For your -TenantID parameter input the Directory (Tenant) ID that you saved in a file earlier. Be sure to include the quotation marks.

Make sure to use $pscreds as the parameter for -OnBehalfOf.

Run the command and if successful, you will receive the following message "Acquired application access token on behalf of Contoso\AIPScanner."

You are now ready to run the scanner!

Finally, in the Admin PowerShell window, type Start-AIPScan
To check for the scanning status, type in the Admin PowerShell window Get-AIPScannerStatus
You can also check the scanner status in the AIP Blade in the Azure Portal by navigating to Nodes on the side pane.

After a few minutes you will begin seeing data start to flow into your Data discovery (Preview) dashboard in the azure portal. Since you are only doing discovery, you will not see any labeled or protected files (unless you have been using AIP before running the scanner), but you will see the identified files and the sensitive data types found in the configured repositories.
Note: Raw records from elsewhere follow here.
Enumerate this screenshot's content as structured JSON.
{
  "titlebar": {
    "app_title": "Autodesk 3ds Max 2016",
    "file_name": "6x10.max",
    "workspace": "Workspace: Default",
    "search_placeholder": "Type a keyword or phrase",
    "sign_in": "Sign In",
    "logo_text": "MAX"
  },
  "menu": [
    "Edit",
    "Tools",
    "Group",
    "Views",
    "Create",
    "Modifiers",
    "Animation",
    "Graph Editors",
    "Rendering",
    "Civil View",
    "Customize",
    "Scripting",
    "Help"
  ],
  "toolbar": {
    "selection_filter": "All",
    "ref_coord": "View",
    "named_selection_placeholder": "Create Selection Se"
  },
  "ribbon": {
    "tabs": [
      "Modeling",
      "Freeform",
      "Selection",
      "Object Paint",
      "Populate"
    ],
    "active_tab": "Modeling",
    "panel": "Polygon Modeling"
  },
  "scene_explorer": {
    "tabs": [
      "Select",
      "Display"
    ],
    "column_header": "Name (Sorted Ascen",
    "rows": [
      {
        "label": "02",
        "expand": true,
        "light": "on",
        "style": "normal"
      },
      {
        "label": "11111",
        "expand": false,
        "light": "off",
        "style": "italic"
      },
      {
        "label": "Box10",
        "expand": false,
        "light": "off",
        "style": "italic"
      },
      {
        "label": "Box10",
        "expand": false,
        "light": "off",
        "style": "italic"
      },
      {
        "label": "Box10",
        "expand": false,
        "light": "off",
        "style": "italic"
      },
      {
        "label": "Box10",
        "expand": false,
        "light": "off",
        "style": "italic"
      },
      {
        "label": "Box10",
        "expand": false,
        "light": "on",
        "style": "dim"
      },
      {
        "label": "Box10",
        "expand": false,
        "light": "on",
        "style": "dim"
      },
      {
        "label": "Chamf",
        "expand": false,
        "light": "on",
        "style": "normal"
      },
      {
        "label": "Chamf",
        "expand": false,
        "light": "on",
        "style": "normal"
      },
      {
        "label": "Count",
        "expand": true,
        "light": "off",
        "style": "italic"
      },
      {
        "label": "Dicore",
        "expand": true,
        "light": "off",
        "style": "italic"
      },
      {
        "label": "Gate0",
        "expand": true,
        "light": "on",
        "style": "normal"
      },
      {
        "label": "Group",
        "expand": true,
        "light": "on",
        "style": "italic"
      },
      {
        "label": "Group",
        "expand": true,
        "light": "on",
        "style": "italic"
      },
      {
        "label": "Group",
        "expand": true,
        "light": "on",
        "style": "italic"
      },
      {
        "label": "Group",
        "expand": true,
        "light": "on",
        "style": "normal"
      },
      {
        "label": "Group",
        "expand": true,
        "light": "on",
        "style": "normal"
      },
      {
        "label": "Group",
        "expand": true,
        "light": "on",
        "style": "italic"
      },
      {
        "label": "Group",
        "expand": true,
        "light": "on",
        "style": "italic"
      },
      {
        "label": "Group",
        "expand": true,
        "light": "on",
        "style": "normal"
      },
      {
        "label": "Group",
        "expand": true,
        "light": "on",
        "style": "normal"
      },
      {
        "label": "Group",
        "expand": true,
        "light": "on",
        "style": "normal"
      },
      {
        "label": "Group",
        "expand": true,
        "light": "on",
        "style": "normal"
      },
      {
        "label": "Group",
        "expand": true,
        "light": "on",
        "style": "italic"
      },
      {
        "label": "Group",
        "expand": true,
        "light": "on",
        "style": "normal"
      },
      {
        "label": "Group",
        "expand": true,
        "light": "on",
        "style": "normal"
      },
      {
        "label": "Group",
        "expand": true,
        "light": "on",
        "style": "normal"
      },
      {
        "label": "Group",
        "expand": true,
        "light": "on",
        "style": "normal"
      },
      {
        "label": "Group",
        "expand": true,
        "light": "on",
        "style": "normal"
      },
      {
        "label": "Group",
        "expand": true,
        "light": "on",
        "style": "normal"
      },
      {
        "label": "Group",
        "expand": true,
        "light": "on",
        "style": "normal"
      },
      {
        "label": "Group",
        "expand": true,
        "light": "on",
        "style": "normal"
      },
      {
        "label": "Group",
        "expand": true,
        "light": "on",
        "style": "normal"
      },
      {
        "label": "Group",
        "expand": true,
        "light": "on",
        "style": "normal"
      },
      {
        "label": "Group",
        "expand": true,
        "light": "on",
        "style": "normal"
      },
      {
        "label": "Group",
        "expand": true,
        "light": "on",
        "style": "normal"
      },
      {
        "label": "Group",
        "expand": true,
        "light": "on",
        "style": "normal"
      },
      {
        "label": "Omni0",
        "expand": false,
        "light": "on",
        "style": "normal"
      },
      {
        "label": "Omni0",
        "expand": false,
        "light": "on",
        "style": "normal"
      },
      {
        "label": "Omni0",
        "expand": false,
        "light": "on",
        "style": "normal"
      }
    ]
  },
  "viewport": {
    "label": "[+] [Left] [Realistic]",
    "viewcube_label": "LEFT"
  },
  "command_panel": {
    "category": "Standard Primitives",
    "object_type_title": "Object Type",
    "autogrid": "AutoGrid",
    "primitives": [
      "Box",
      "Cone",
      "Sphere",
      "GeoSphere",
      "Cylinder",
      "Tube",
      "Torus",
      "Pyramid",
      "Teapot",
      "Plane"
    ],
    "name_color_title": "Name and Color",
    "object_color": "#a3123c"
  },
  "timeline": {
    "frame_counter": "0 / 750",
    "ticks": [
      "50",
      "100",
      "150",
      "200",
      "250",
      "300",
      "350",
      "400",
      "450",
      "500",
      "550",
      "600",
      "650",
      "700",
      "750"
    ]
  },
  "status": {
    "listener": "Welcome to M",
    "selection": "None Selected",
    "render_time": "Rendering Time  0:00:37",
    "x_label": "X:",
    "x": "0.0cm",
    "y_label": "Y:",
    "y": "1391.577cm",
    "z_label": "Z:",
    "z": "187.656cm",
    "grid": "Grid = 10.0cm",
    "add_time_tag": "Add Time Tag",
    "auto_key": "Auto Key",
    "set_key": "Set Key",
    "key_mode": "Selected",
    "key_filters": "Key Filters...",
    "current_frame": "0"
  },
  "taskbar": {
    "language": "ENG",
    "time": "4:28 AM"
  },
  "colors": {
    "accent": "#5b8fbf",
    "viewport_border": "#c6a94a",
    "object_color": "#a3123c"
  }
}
There is also a blade under Analytics named Recommendations (Preview) that will be populated by this data. Any sensitive information types discovered that do not have associated automatic classification conditions will display in this blade.

You may then click on the sensitive information type and a fly-out panel will allow you to assign the information type to a classification label. This allows you to quickly map your sensitive information to classification labels.

NOTE: The AIP scanner will only trigger on conditions which are set to Automatic.

Once you have configured these conditions, you can return to the profile in the Azure portal and change the settings to the ones below.

Schedule: Always
Info types to be discovered: Policy only
Enforce: On
Save

Because we set the schedule to Always, the scanner will begin monitoring the files automatically within 5 minutes. If you want to start the scan yourself, follow the instructions below.

In the AIP blade, under Scanner, click on Nodes.
Select your AIP Scanner server and click Start in the toolbar.

The result will be similar to the image shown below with labeled and protected files and the distribution graph showing in the Data discovery (Preview) dashboard.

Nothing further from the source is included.